The biggest challenge for the government on the economic front now is dealing with inflation. High inflation amid sticky wages are squeezing consumers’ buying power more and more – and hence dampening consumer sentiment despite the revival in economic growth (For more read: Growth Perceptions). The main contributor to inflation is the food component with prices of perishable food items continuing to be on elevated plane.
With no respite in inflation, those at the bottom of the pyramid are the most vulnerable; low-income households spend a much higher percentage of their income on food versus the middle- and high-income groups. The impact of higher inflation on the low-income group is profound and far reaching, and COVID-19 containment measures has further disproportionately affected these households. A recent research conducted by Kashf Foundation: Food Inflation and Impact on Low Income Households studies show how rising food prices have put pressure on low-income households, forcing them to change their spending patterns and priorities to cope with the challenge.

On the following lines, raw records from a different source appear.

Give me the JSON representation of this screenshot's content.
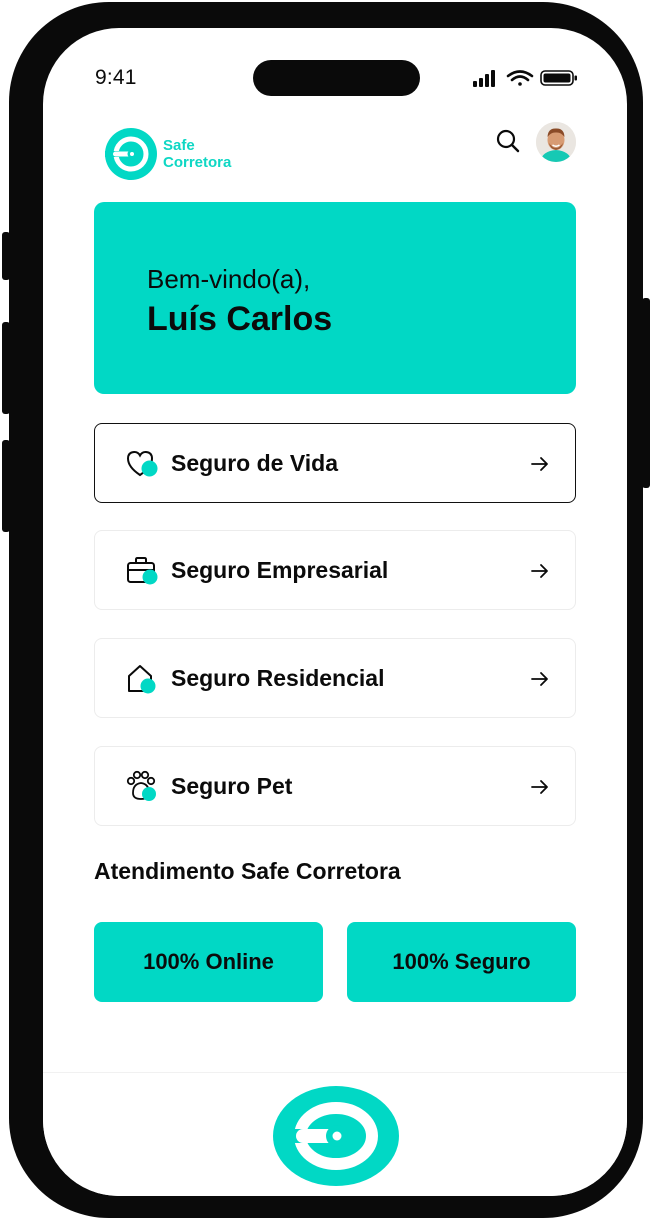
{
  "status_bar": {
    "time": "9:41"
  },
  "brand": {
    "name_line1": "Safe",
    "name_line2": "Corretora",
    "accent_color": "#01d8c5"
  },
  "header": {
    "search_icon": "search-icon",
    "avatar": "user-avatar"
  },
  "welcome": {
    "greeting": "Bem-vindo(a),",
    "user_name": "Luís Carlos"
  },
  "insurance_items": [
    {
      "label": "Seguro de Vida",
      "icon": "heart-icon",
      "selected": true
    },
    {
      "label": "Seguro Empresarial",
      "icon": "briefcase-icon",
      "selected": false
    },
    {
      "label": "Seguro Residencial",
      "icon": "house-icon",
      "selected": false
    },
    {
      "label": "Seguro Pet",
      "icon": "paw-icon",
      "selected": false
    }
  ],
  "support": {
    "title": "Atendimento Safe Corretora",
    "buttons": [
      {
        "label": "100% Online"
      },
      {
        "label": "100% Seguro"
      }
    ]
  }
}
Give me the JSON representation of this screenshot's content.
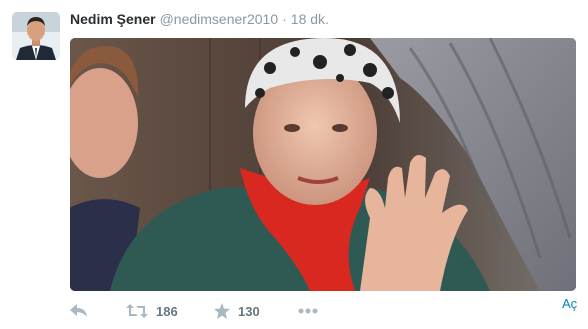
{
  "tweet": {
    "fullname": "Nedim Şener",
    "username": "@nedimsener2010",
    "separator": "·",
    "time": "18 dk."
  },
  "avatar": {
    "icon": "profile-photo"
  },
  "media": {
    "description_icon": "photo-elderly-woman-waving"
  },
  "actions": {
    "reply_icon": "reply-icon",
    "retweet_icon": "retweet-icon",
    "retweet_count": "186",
    "favorite_icon": "star-icon",
    "favorite_count": "130",
    "more_icon": "more-dots-icon",
    "open_label": "Aç"
  },
  "colors": {
    "name": "#292f33",
    "meta": "#8899a6",
    "action_icon": "#aab8c2",
    "link": "#0084b4"
  }
}
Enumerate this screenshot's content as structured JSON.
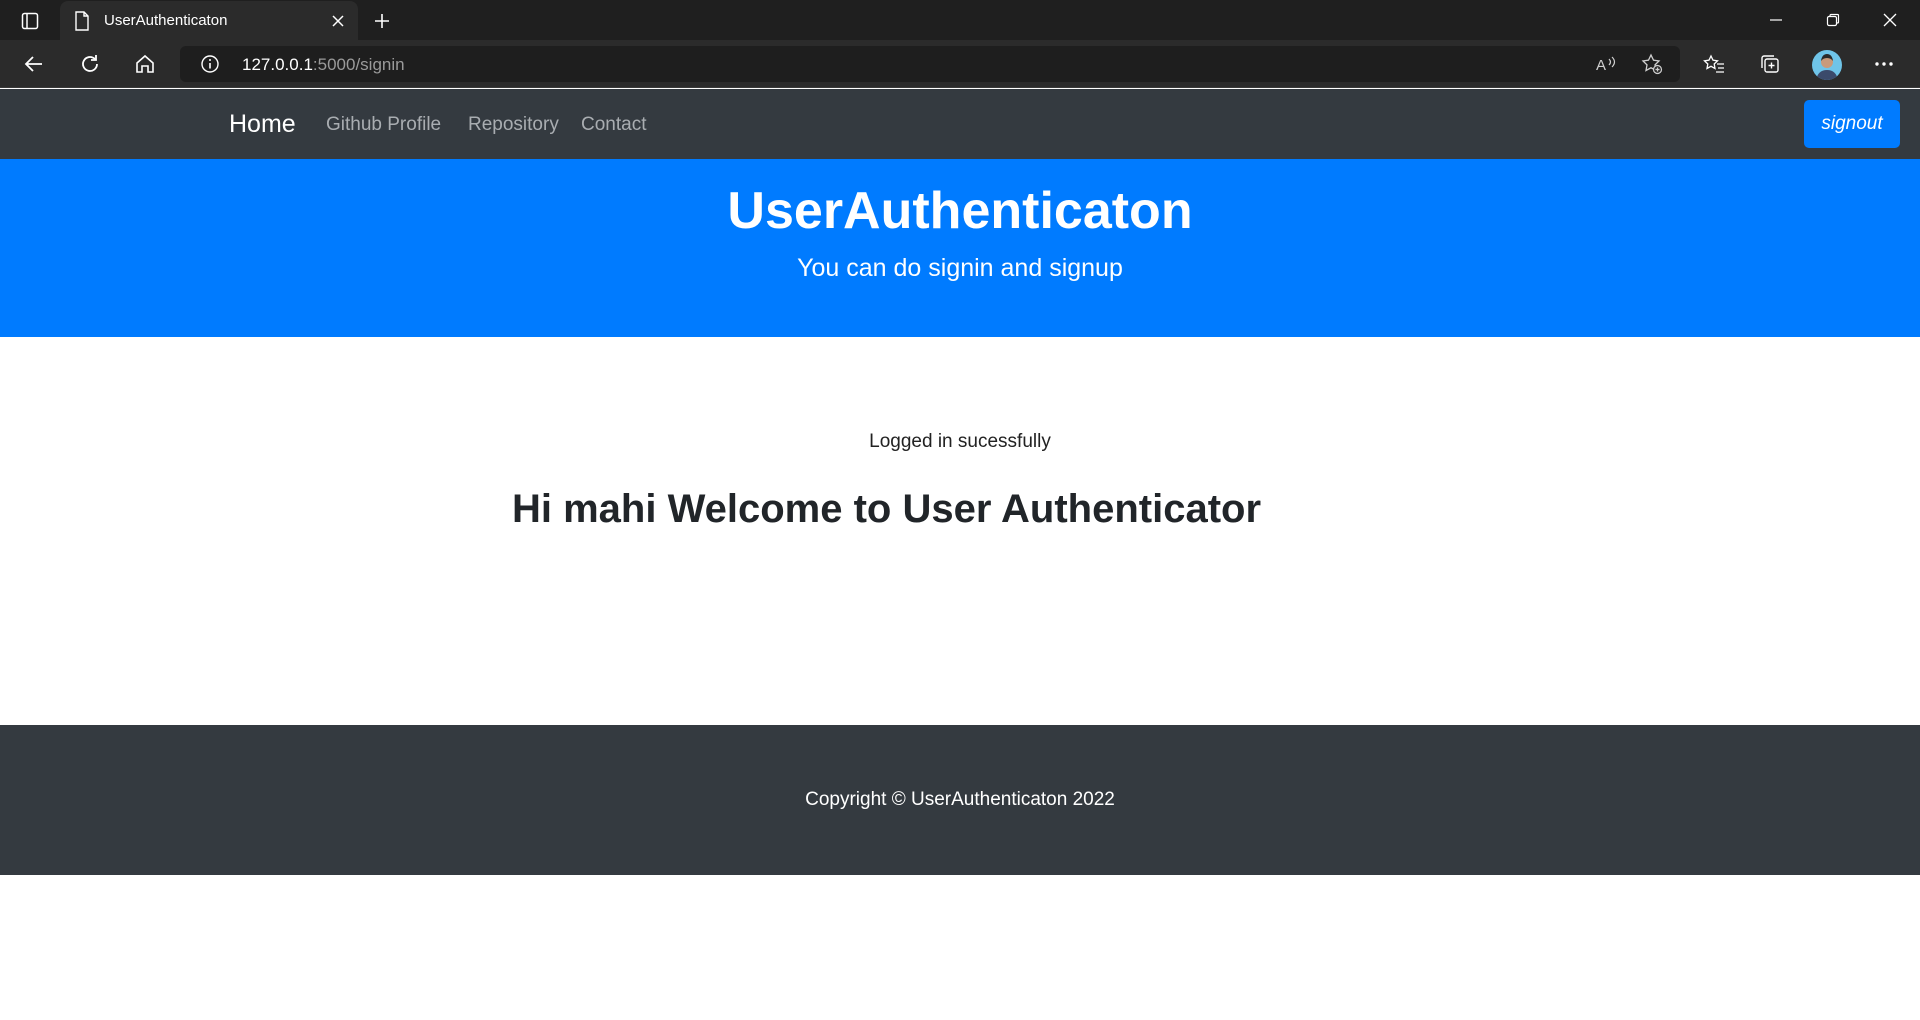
{
  "browser": {
    "tab_title": "UserAuthenticaton",
    "url_host": "127.0.0.1",
    "url_rest": ":5000/signin"
  },
  "navbar": {
    "brand": "Home",
    "links": [
      "Github Profile",
      "Repository",
      "Contact"
    ],
    "signout_label": "signout"
  },
  "hero": {
    "title": "UserAuthenticaton",
    "subtitle": "You can do signin and signup"
  },
  "main": {
    "flash_message": "Logged in sucessfully",
    "welcome": "Hi mahi Welcome to User Authenticator"
  },
  "footer": {
    "text": "Copyright © UserAuthenticaton 2022"
  },
  "colors": {
    "navbar": "#343a40",
    "accent": "#007bff",
    "footer": "#343a40"
  }
}
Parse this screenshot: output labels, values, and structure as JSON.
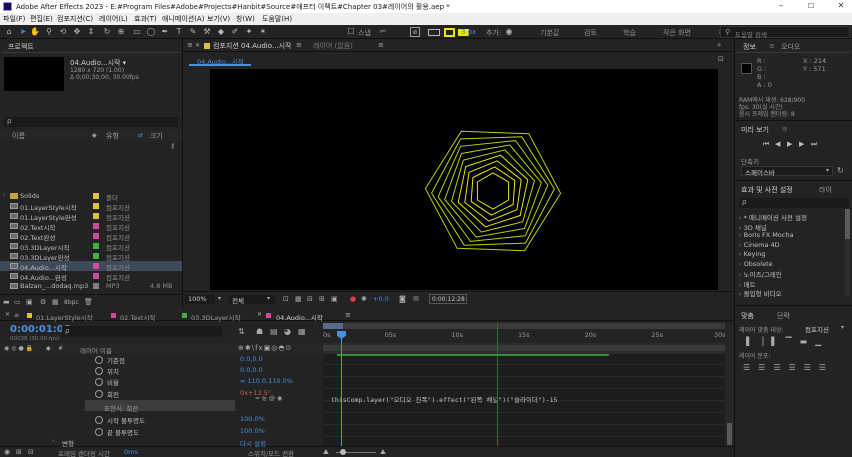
{
  "window": {
    "title": "Adobe After Effects 2023 - E:#Program Files#Adobe#Projects#Hanbit#Source#애프터 이펙트#Chapter 03#레이어의 활용.aep *",
    "controls": [
      "–",
      "☐",
      "✕"
    ]
  },
  "menu": [
    "파일(F)",
    "편집(E)",
    "컴포지션(C)",
    "레이어(L)",
    "효과(T)",
    "애니메이션(A)",
    "보기(V)",
    "창(W)",
    "도움말(H)"
  ],
  "toolbar": {
    "stroke_px": "3 px",
    "add_label": "추가:",
    "workspaces": [
      "기본값",
      "검토",
      "학습",
      "작은 화면"
    ],
    "search_placeholder": "도움말 검색"
  },
  "project": {
    "tab": "프로젝트",
    "selected_name": "04.Audio...시작 ▾",
    "selected_info1": "1280 x 720 (1.00)",
    "selected_info2": "Δ 0;00;30;00, 30.00fps",
    "search_placeholder": "ρ",
    "col_name": "이름",
    "col_type": "유형",
    "col_size": "크기",
    "bpc": "8bpc",
    "items": [
      {
        "name": "Solids",
        "type": "폴더",
        "color": "#e0c040",
        "size": ""
      },
      {
        "name": "01.LayerStyle시작",
        "type": "컴포지션",
        "color": "#e0c040",
        "size": ""
      },
      {
        "name": "01.LayerStyle완성",
        "type": "컴포지션",
        "color": "#e0c040",
        "size": ""
      },
      {
        "name": "02.Text시작",
        "type": "컴포지션",
        "color": "#d04aa0",
        "size": ""
      },
      {
        "name": "02.Text완성",
        "type": "컴포지션",
        "color": "#d04aa0",
        "size": ""
      },
      {
        "name": "03.3DLayer시작",
        "type": "컴포지션",
        "color": "#40b040",
        "size": ""
      },
      {
        "name": "03.3DLayer완성",
        "type": "컴포지션",
        "color": "#40b040",
        "size": ""
      },
      {
        "name": "04.Audio...시작",
        "type": "컴포지션",
        "color": "#d04aa0",
        "size": ""
      },
      {
        "name": "04.Audio...완성",
        "type": "컴포지션",
        "color": "#d04aa0",
        "size": ""
      },
      {
        "name": "Balzan_...dodaq.mp3",
        "type": "MP3",
        "color": "#7f7f7f",
        "size": "4.8 MB"
      }
    ]
  },
  "comp": {
    "tab_label": "컴포지션 04.Audio...시작",
    "layer_tab": "레이어 (없음)",
    "breadcrumb": "04.Audio...시작",
    "zoom": "100%",
    "resolution": "전체",
    "exposure": "+0.0",
    "timecode": "0:00:12:28"
  },
  "info": {
    "tab": "정보",
    "tab2": "오디오",
    "r": "R :",
    "g": "G :",
    "b": "B :",
    "a": "A : 0",
    "x": "X : 214",
    "y": "Y : 571",
    "ram1": "RAM에서 재생: 628/900",
    "ram2": "fps: 30(실 시간)",
    "ram3": "음시 프레임 렌더링: 8"
  },
  "preview": {
    "tab": "미리 보기",
    "shortcut_label": "단축키",
    "shortcut_value": "스페이스바"
  },
  "effects": {
    "tab": "효과 및 사전 설정",
    "tab2": "라이",
    "search_placeholder": "ρ",
    "items": [
      "* 애니메이션 사전 설정",
      "3D 채널",
      "Boris FX Mocha",
      "Cinema 4D",
      "Keying",
      "Obsolete",
      "노이즈/그레인",
      "매트",
      "몰입형 비디오"
    ]
  },
  "align": {
    "tab": "맞춤",
    "tab2": "단락",
    "align_to_label": "레이어 맞춤 대상:",
    "align_to_value": "컴포지션",
    "distribute_label": "레이어 분포:"
  },
  "timeline": {
    "tabs": [
      "01.LayerStyle시작",
      "02.Text시작",
      "03.3DLayer시작",
      "04.Audio...시작"
    ],
    "tab_colors": [
      "#e0c040",
      "#d04aa0",
      "#40b040",
      "#d04aa0"
    ],
    "current_time": "0:00:01:08",
    "current_frames": "00038 (30.00 fps)",
    "layer_name_col": "레이어 이름",
    "ruler": [
      "0s",
      "05s",
      "10s",
      "15s",
      "20s",
      "25s",
      "30s"
    ],
    "props": [
      {
        "name": "기준점",
        "value": "0.0,0.0"
      },
      {
        "name": "위치",
        "value": "0.0,0.0"
      },
      {
        "name": "비율",
        "value": "∞ 110.0,110.0%"
      },
      {
        "name": "회전",
        "value": "0x+12.5°"
      },
      {
        "name": "표현식: 회전",
        "value": ""
      },
      {
        "name": "시작 불투명도",
        "value": "100.0%"
      },
      {
        "name": "끝 불투명도",
        "value": "100.0%"
      },
      {
        "name": "변형",
        "value": "다시 설정"
      }
    ],
    "expression": "thisComp.layer(\"오디오 진폭\").effect(\"왼쪽 채널\")(\"슬라이더\")-15",
    "footer_left": "프레임 렌더링 시간",
    "footer_value": "0ms",
    "footer_mid": "스위치/모드 전환"
  }
}
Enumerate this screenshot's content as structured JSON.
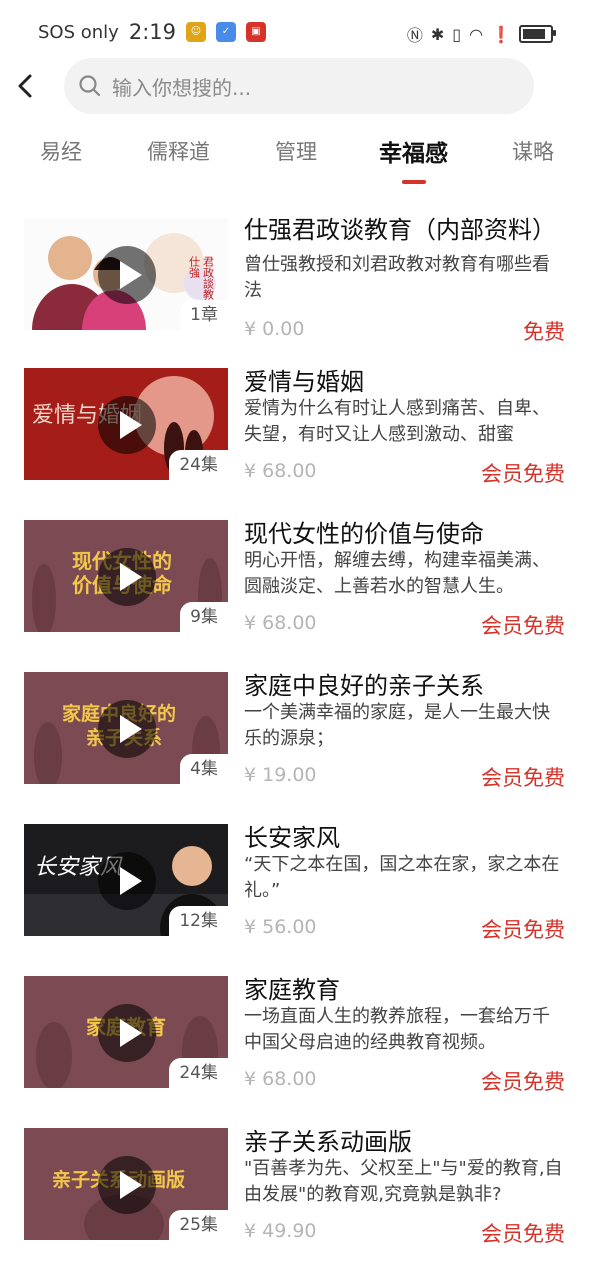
{
  "status_bar": {
    "carrier": "SOS only",
    "time": "2:19",
    "mini_apps": [
      "app-badge-1",
      "app-badge-2",
      "app-badge-3"
    ],
    "icons": [
      "nfc-icon",
      "bluetooth-icon",
      "vibrate-icon",
      "wifi-icon",
      "alert-icon",
      "battery-icon"
    ]
  },
  "search": {
    "placeholder": "输入你想搜的..."
  },
  "tabs": [
    {
      "label": "易经"
    },
    {
      "label": "儒释道"
    },
    {
      "label": "管理"
    },
    {
      "label": "幸福感",
      "active": true
    },
    {
      "label": "谋略"
    }
  ],
  "items": [
    {
      "title": "仕强君政谈教育（内部资料）",
      "desc": "曾仕强教授和刘君政教对教育有哪些看法",
      "count": "1章",
      "price": "¥ 0.00",
      "tag": "免费"
    },
    {
      "title": "爱情与婚姻",
      "desc": "爱情为什么有时让人感到痛苦、自卑、失望，有时又让人感到激动、甜蜜",
      "count": "24集",
      "price": "¥ 68.00",
      "tag": "会员免费"
    },
    {
      "title": "现代女性的价值与使命",
      "desc": "明心开悟，解缠去缚，构建幸福美满、圆融淡定、上善若水的智慧人生。",
      "count": "9集",
      "price": "¥ 68.00",
      "tag": "会员免费"
    },
    {
      "title": "家庭中良好的亲子关系",
      "desc": "一个美满幸福的家庭，是人一生最大快乐的源泉；",
      "count": "4集",
      "price": "¥ 19.00",
      "tag": "会员免费"
    },
    {
      "title": "长安家风",
      "desc": "“天下之本在国，国之本在家，家之本在礼。”",
      "count": "12集",
      "price": "¥ 56.00",
      "tag": "会员免费"
    },
    {
      "title": "家庭教育",
      "desc": "一场直面人生的教养旅程，一套给万千中国父母启迪的经典教育视频。",
      "count": "24集",
      "price": "¥ 68.00",
      "tag": "会员免费"
    },
    {
      "title": "亲子关系动画版",
      "desc": "\"百善孝为先、父权至上\"与\"爱的教育,自由发展\"的教育观,究竟孰是孰非?",
      "count": "25集",
      "price": "¥ 49.90",
      "tag": "会员免费"
    }
  ],
  "thumb_text": {
    "t0": [
      "仕強",
      "君政談教"
    ],
    "t1": "爱情与婚姻",
    "t2": [
      "现代女性的",
      "价值与使命"
    ],
    "t3": [
      "家庭中良好的",
      "亲子关系"
    ],
    "t4": "长安家风",
    "t5": "家庭教育",
    "t6": "亲子关系动画版"
  },
  "colors": {
    "accent": "#d6322a",
    "muted": "#b5b5b5"
  }
}
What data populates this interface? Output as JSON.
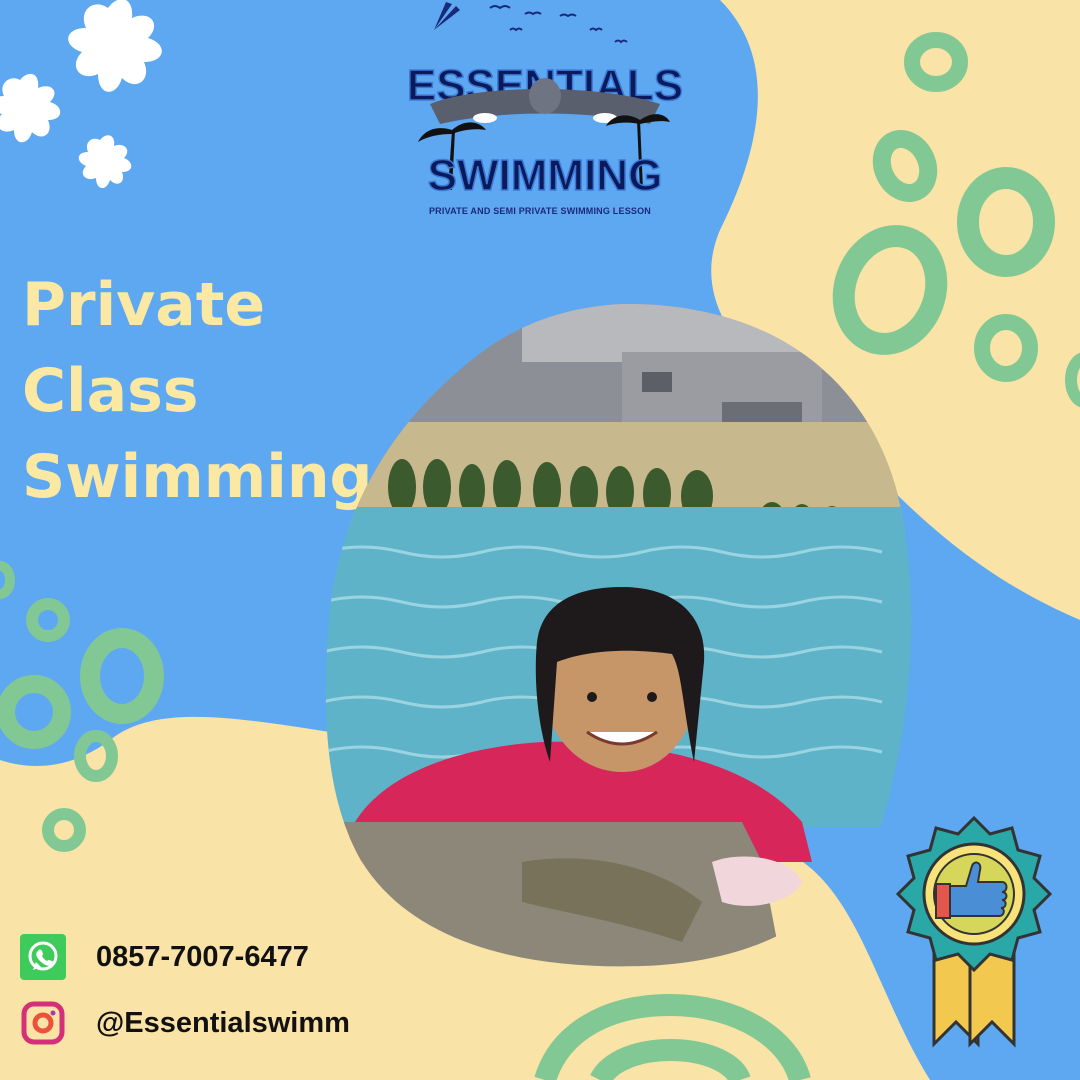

The survey spans the changes in business activity and household income over six months till April 2021 compared with finding from earlier survey in October 2020 and April 2020 of its clientele. The findings of the research show that the average monthly income of a typical household in the low-income category declined – the decline from April 2020 till April 2021 was over 17 percent, while their monthly food expenditure has risen by around 25 percent over the same period. This relationship is also shown as food expenditure to income ratio which increased from 30 to 46 percent.
The study also shows that the business activity in April 2021 survey as well as October 2020 survey decreased, but the intensity was lower in recent period as businesses suffered larger losses in the six months following the first lockdown in March 2020 versus the recovery seen in the economy during the time period for the recent survey.
The incidence of sticky wages can be seen from the finding that despite a larger percentage of respondents reporting improvement in business activity in April 2021 compared to October 2020, more respondents reported a decrease in the household income. This shows that while the economy was recovering, income sources have been slower to increase or revert back to their original levels. Covid’s impact can be assessed by the fact that majority of the household income have not fully recovered to pre-lockdown levels – this is 78 percent in urban respondents, 73 percent semi-urban and 66 percent rural settings.
From the food expense point of view, majority (84%) of the households surveyed cited food expense as the largest expense in their bucket, and over 70 percent stating that the rise in food prices has been exorbitant. Total expenditure on food has also increased from a high of 73 percent in October 2020 survey to over 90 percent in April 2021 survey showing that food inflation has been unwavering.
The finding of the coping mechanisms used by the households are the most disturbing – showing how food inflation could have adverse impact on these low-income households in the long run. Key methods and ways that the households adopted to deal with the inflationary pressures amid low income and sticky wages have been reduction in the quality and quantity of food consumed, cut back in expenses, and taking children out of school and sending them for domestic work. These ways of coping speak of the desperation of low-income households to remain afloat.